Flexibility in the Genome and Proteome: An Adaptive Toolkit for Organisms

For the last 3 decades, the curiosity of molecular biologists has been to understand the long-neglected grey areas of our genome and proteome. A majority of the human DNA was considered "junk DNA" as it arguably does not code for the biochemical proteome. Similarly, viewing the protein structures through crystals have imprinted upon our minds, for generations, a rigid image of a protein structure and function. However, the recent breakthroughs in methods of genetics, genomics, transcriptomics, as well as molecular imaging, and molecular dynamic (MD) simulations have tremendous potential to explore the unknown sides of genomes and proteomes. For example, time-course omics experiments have been used to track the genetic expression within a cell to identify many genes that are expressed for a very short time during their processes.
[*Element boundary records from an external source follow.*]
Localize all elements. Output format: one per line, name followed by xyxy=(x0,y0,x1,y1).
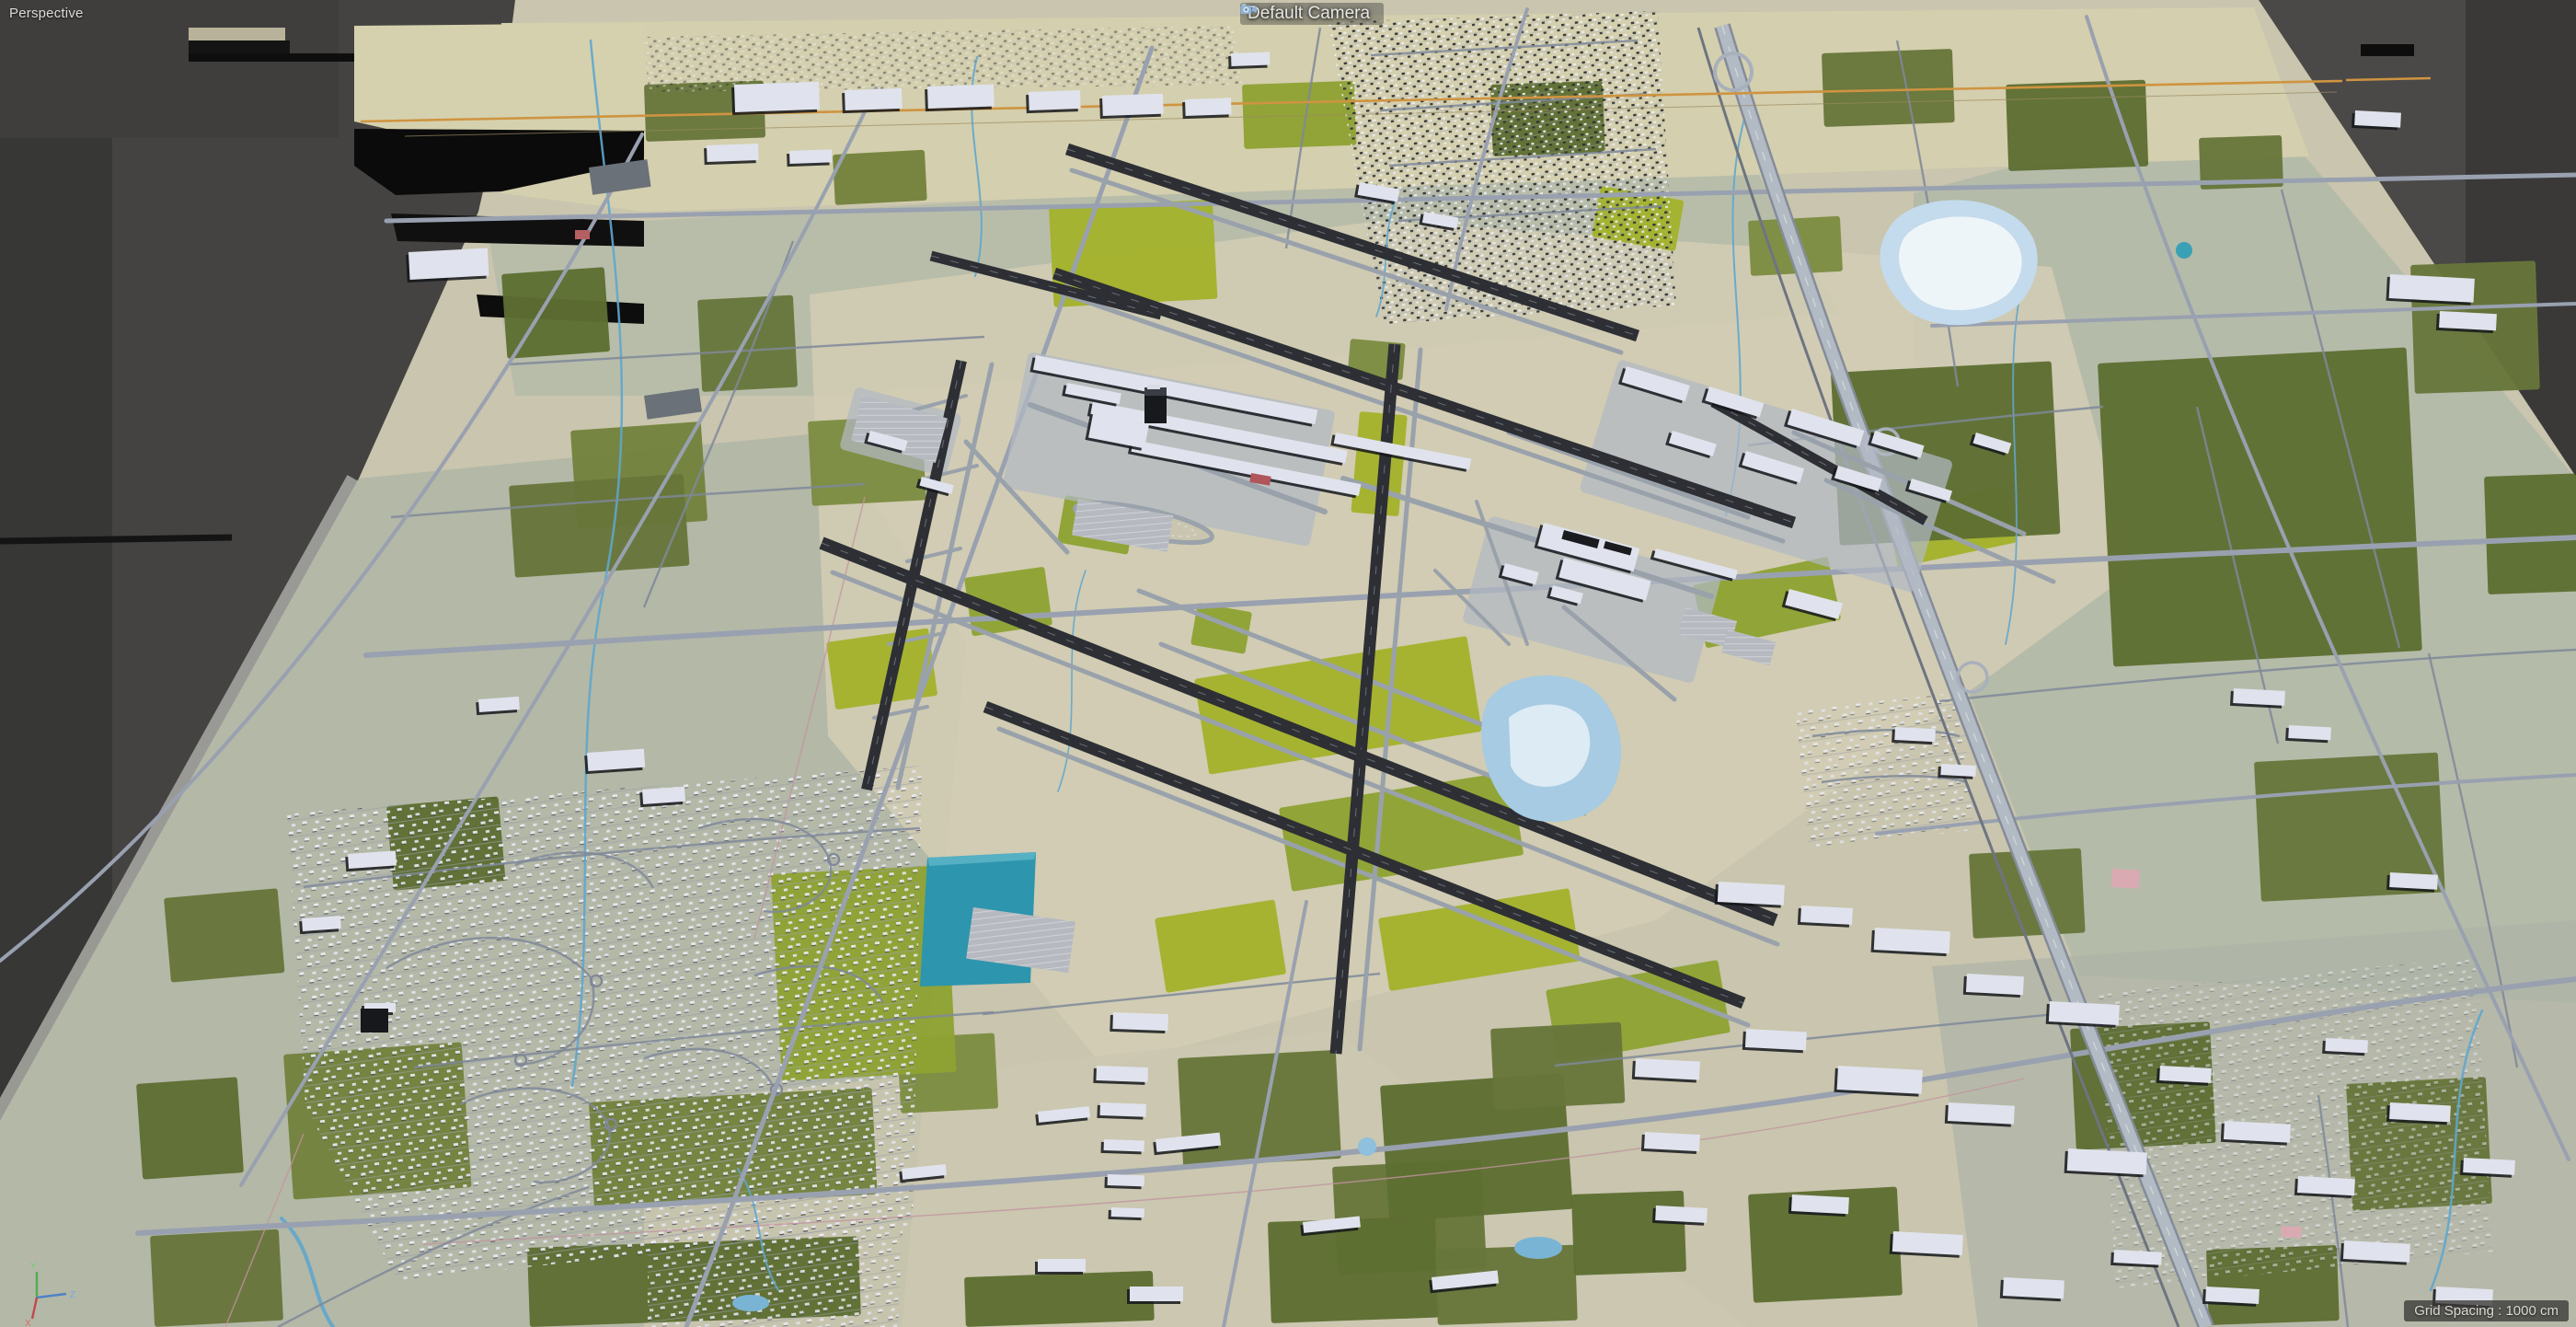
active-camera-name: Default Camera xyxy=(1248,4,1370,24)
gizmo-x-label: X xyxy=(25,1319,31,1327)
gizmo-z-label: Z xyxy=(70,1290,75,1300)
scene-3d-render: Y Z X xyxy=(0,0,2576,1327)
grid-spacing-status: Grid Spacing : 1000 cm xyxy=(2404,1300,2569,1321)
control-tower xyxy=(1144,385,1167,423)
gizmo-y-label: Y xyxy=(30,1262,37,1272)
viewport-canvas[interactable]: Y Z X Perspective Default Camera Grid Sp… xyxy=(0,0,2576,1327)
viewport-mode-label[interactable]: Perspective xyxy=(9,6,84,21)
active-camera-label[interactable]: Default Camera xyxy=(1240,3,1384,25)
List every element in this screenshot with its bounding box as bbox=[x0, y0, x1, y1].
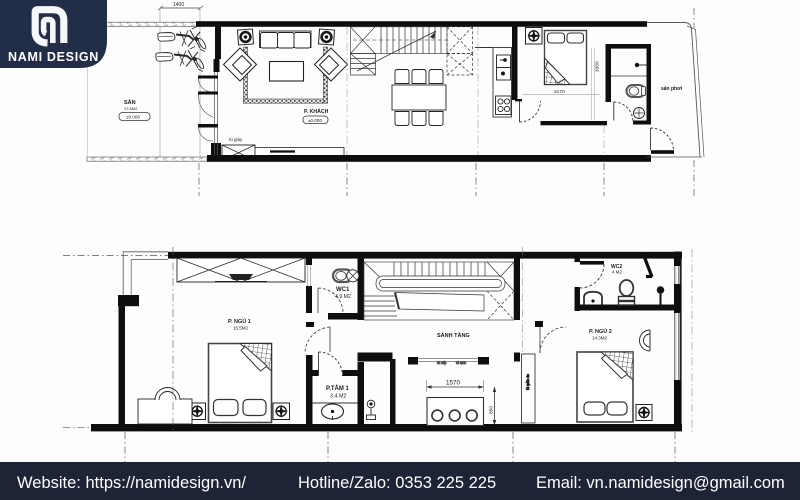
svg-text:P. KHÁCH: P. KHÁCH bbox=[304, 108, 329, 115]
svg-text:±0.000: ±0.000 bbox=[308, 118, 322, 123]
svg-text:sân phơi: sân phơi bbox=[661, 86, 683, 92]
svg-text:tủ quần áo: tủ quần áo bbox=[526, 374, 530, 390]
svg-text:3.4 M2: 3.4 M2 bbox=[330, 394, 346, 400]
svg-text:1570: 1570 bbox=[446, 380, 461, 387]
svg-text:14.3M2: 14.3M2 bbox=[592, 336, 608, 341]
svg-text:SÂN: SÂN bbox=[124, 99, 136, 106]
svg-text:850: 850 bbox=[489, 406, 495, 414]
svg-text:P. NGỦ 2: P. NGỦ 2 bbox=[589, 328, 612, 335]
svg-text:1400: 1400 bbox=[173, 2, 184, 8]
svg-text:3170: 3170 bbox=[554, 89, 565, 95]
svg-text:±0.000: ±0.000 bbox=[126, 115, 140, 120]
svg-text:P.TẮM 1: P.TẮM 1 bbox=[326, 384, 350, 392]
svg-text:17.6M2: 17.6M2 bbox=[124, 106, 138, 111]
svg-text:3350: 3350 bbox=[595, 61, 601, 72]
svg-text:NAMI DESIGN: NAMI DESIGN bbox=[8, 50, 99, 64]
svg-text:15.5M2: 15.5M2 bbox=[233, 326, 249, 331]
svg-text:P. NGỦ 1: P. NGỦ 1 bbox=[228, 318, 251, 325]
svg-text:tủ quần áo: tủ quần áo bbox=[517, 290, 521, 306]
svg-text:tủ giày: tủ giày bbox=[229, 136, 243, 142]
svg-text:tủ lạnh: tủ lạnh bbox=[456, 361, 466, 365]
svg-text:WC1: WC1 bbox=[336, 287, 350, 293]
svg-text:SẢNH TẦNG: SẢNH TẦNG bbox=[437, 332, 470, 339]
svg-text:4 M2: 4 M2 bbox=[612, 270, 622, 275]
svg-text:tủ bếp: tủ bếp bbox=[437, 361, 447, 365]
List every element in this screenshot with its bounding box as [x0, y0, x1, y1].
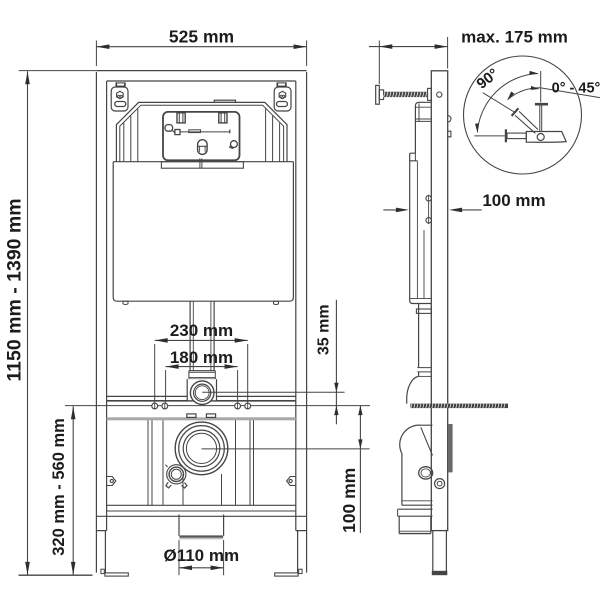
svg-text:180 mm: 180 mm	[170, 348, 233, 367]
svg-text:35 mm: 35 mm	[316, 304, 333, 355]
svg-text:1150 mm - 1390 mm: 1150 mm - 1390 mm	[4, 198, 26, 381]
svg-text:100 mm: 100 mm	[339, 468, 359, 533]
svg-text:max. 175 mm: max. 175 mm	[461, 28, 568, 47]
svg-text:100 mm: 100 mm	[482, 191, 545, 210]
svg-text:0° - 45°: 0° - 45°	[552, 81, 600, 97]
svg-text:Ø110 mm: Ø110 mm	[163, 546, 239, 565]
svg-text:320 mm - 560 mm: 320 mm - 560 mm	[50, 418, 68, 556]
svg-text:525 mm: 525 mm	[169, 27, 234, 47]
svg-text:230 mm: 230 mm	[170, 321, 233, 340]
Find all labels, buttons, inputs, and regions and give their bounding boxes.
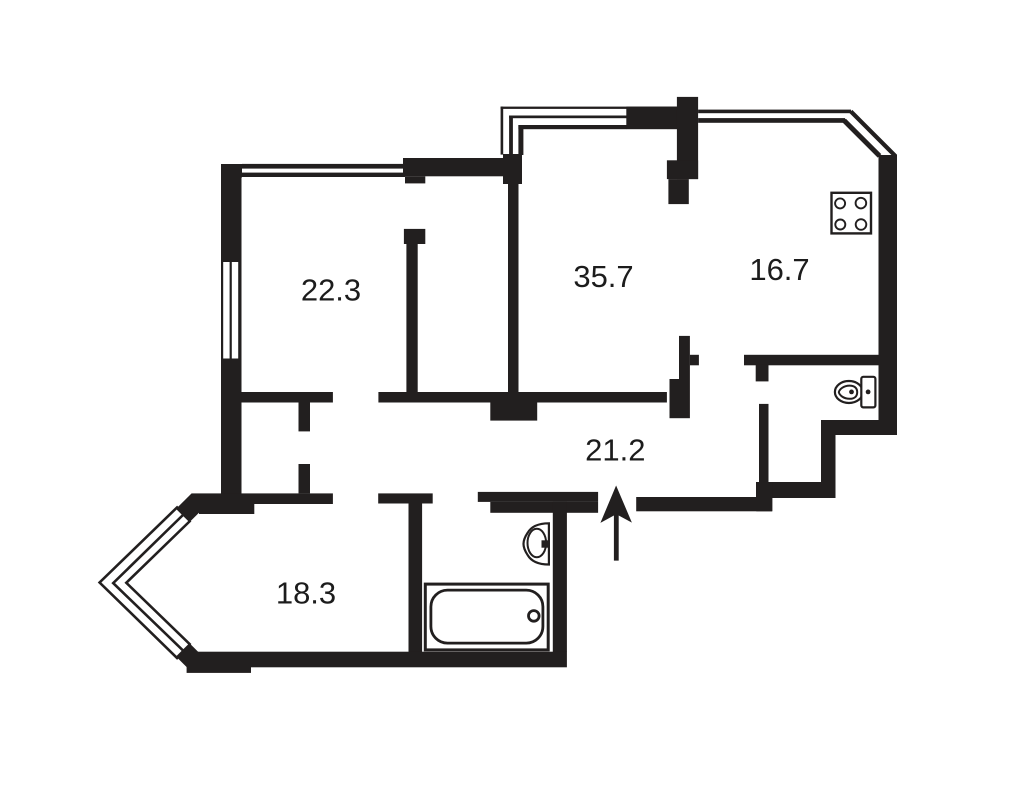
svg-text:16.7: 16.7 [749, 252, 809, 287]
svg-text:21.2: 21.2 [585, 433, 645, 468]
svg-text:35.7: 35.7 [573, 259, 633, 294]
svg-text:18.3: 18.3 [276, 576, 336, 611]
svg-text:22.3: 22.3 [301, 273, 361, 308]
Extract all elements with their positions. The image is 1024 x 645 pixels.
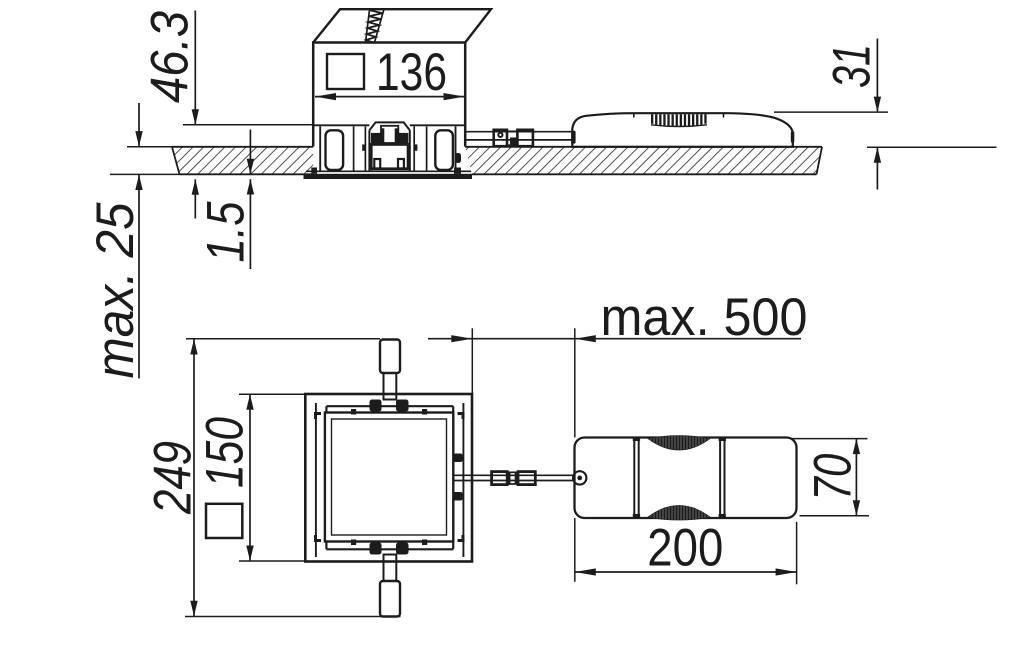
svg-text:46.3: 46.3 xyxy=(141,11,200,103)
svg-text:1.5: 1.5 xyxy=(197,201,256,262)
svg-text:136: 136 xyxy=(376,43,447,102)
svg-text:249: 249 xyxy=(144,441,203,515)
svg-text:max. 25: max. 25 xyxy=(86,202,145,378)
svg-text:70: 70 xyxy=(804,453,863,500)
svg-text:max. 500: max. 500 xyxy=(601,288,808,347)
svg-text:31: 31 xyxy=(823,44,882,88)
svg-text:200: 200 xyxy=(647,519,723,578)
svg-text:150: 150 xyxy=(196,417,255,488)
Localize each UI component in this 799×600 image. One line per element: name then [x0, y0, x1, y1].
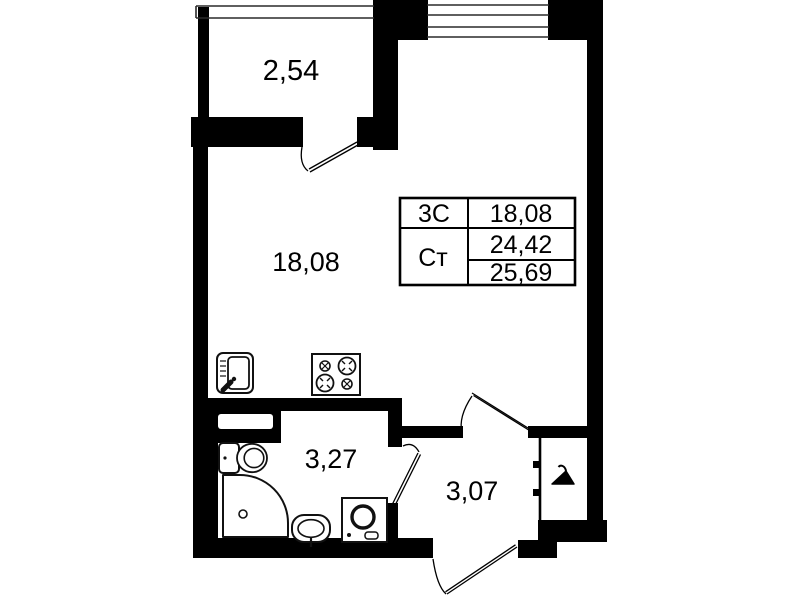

It would not have been possible to ascertain their functions otherwise. Similarly, CRISPR-Cas9 inhibition and activation experiments, real-time scale MD-simulations and cryogenic electron microscopy movies can help us identify the unknown regions of our genome and proteome followed by further exploration of their regulation and function. Understanding the evasive parts of our genome like the transposable elements, viral inserts, and the high entropy regions of a protein structure including the disordered proteins can be critical to how science perceives molecular evolution altogether.

Therefore, this Research Topic is designed to curate Original Research, Reviews, statistical analyses and short communications that can help the community understand genomic and proteomic flexibility in a single context of molecular evolution. The objective is to understand the role of the genomic and proteomic flexibility during:
1. Events that impact the genetic makeup of an organism like infections, mutations, retroviral insertions, etc.;
2. Diseases and disorders like cancer and neurodegenerative diseases;
3. Changes in cell fate and misregulated apoptosis;
4. Integration of foreign elements or mimics into the human genome and their expression regulation.